A scale for a book’s nuttiness is its Murdoch Derangement Syndrome. Gergis whines Murdoch’s Australian newspaper and Sky News “continue to give platforms to outrageous climate change sceptics who have profoundly shaped the public debate, resulting in ruinous political inaction” (235).

She quotes ex-Liberal PM Malcom Turnbull (my emphasis below) about Murdoch’s media

surpassing the influence of the country’s two main political parties – which [Murdoch media] he says now poses a real threat to Australian democracy…The Murdoch-owned media have been similarly destructive in the United States, where serious damage has been done to democracy through relentless climate change denialism and other far-right political extremism aired by outlets like Fox News” (236).

Recalcitrant Rupert has refused to treat climate change as “scientific reality” (she actually means treating apocalyptic sooth-saying as “scientific reality”). Instead he allegedly weaponises coverage to please fossil-fuel shills and “morally challenged fake experts” (236). She deplores Murdoch giving any coverage to sceptic views, hence sowing public confusion and deeply dividing opinions on climate change (236). Murdoch sadly ignores that “we [the UN and other alarmists] own the science” by organising with Google to enforce the hegemony.

Well down her own garden path, Gergis says, “If left unchecked, weeds of misinformation will choke the growth of the grassroots movement needed to mobilise people to act.” She claims,

The same way the vast majority of us would call out racism or misogyny, we need to become someone who can’t walk past the lies and misinformation that continue to delay our collective response to the climate crisis. We can choose to be part of a tireless force for change that fights for truth, sanity and basic human decency to prevail (239)

Brava, Joelle!

For hyper-ventilating, you can’t beat her Great Barrier Reef doomism. A small problem: coral reef cover on the Reef is now at record extent. Her Sunburnt Country book asserted the Great Barrier Reef was 50 per cent dead in 2017-18. As she told The Monthly (August 2019),

We are witnessing catastrophic ecosystem collapse of the largest living organism on the planet…As I share this horrifying information with audiences around the country, I often pause to allow people to try and really take that information in.
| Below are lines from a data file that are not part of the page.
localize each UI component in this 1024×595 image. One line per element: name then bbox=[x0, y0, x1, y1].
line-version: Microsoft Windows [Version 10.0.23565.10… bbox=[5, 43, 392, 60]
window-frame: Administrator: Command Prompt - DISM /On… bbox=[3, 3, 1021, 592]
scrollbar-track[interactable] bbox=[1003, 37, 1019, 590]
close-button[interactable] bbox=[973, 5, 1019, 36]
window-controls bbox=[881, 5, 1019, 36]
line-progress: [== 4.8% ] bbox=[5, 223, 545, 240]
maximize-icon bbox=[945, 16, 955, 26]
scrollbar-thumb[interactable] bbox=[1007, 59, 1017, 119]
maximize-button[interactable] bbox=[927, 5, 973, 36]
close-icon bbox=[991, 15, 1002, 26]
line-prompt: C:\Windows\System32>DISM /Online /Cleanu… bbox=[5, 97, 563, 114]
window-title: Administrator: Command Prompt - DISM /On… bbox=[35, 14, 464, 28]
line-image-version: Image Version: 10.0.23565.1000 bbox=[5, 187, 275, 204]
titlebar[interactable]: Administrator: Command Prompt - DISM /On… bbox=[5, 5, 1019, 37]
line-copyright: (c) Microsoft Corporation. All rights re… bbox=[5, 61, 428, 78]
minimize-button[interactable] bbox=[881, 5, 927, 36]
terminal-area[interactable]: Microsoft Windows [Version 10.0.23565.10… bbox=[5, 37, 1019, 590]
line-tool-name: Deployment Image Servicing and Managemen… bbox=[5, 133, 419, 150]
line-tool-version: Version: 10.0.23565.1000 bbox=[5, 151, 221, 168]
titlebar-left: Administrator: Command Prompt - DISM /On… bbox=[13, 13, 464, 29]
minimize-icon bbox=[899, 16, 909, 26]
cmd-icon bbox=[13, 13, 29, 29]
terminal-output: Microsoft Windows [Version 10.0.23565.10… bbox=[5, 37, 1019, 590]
In her new Humanity book, she’s at it again. Since 2016 the Reef has been “utterly devastated by climate change”, she claims (133). “Is it possible to witness the death of the Great Barrier Reef – the largest living organism on the planet – and not feel wild with desperation at the thought of it all?” (20).

In late March 2020, … Professor Terry Hughes, one of the world’s leading [and multi-awarded] experts on coral reefs and our foremost authority on the Great Barrier Reef, rushed to conduct an aerial survey of the third mass bleaching event to strike the reef since 2016. It was the first time that severe bleaching impacted virtually the entire reef, including large parts of the southern reef that had been spared during bleaching events in 2016 and 2017. It was hard to hide from the reality that the entire system is in an advanced state of ecological collapse. In desperation, Terry took to Twitter, sharing his experience of surveying the carnage: ‘It’s been a shitty, exhausting day on the #GreatBarrierReef. I feel like an art lover wandering through the Louvre . . . as it burns to the ground.’ By the end of his fieldwork he was a broken man: ‘I’m not sure I have the fortitude to do this again.’ His results now reveal that just 1.7 per cent of the world’s largest coral reef has escaped mass bleaching since 1998 … It is clear that the largest living organism on the planet is in terminal decline. It’s truly the stuff of nightmares” (133-4).

Did I mention that coral extent has risen to a record level?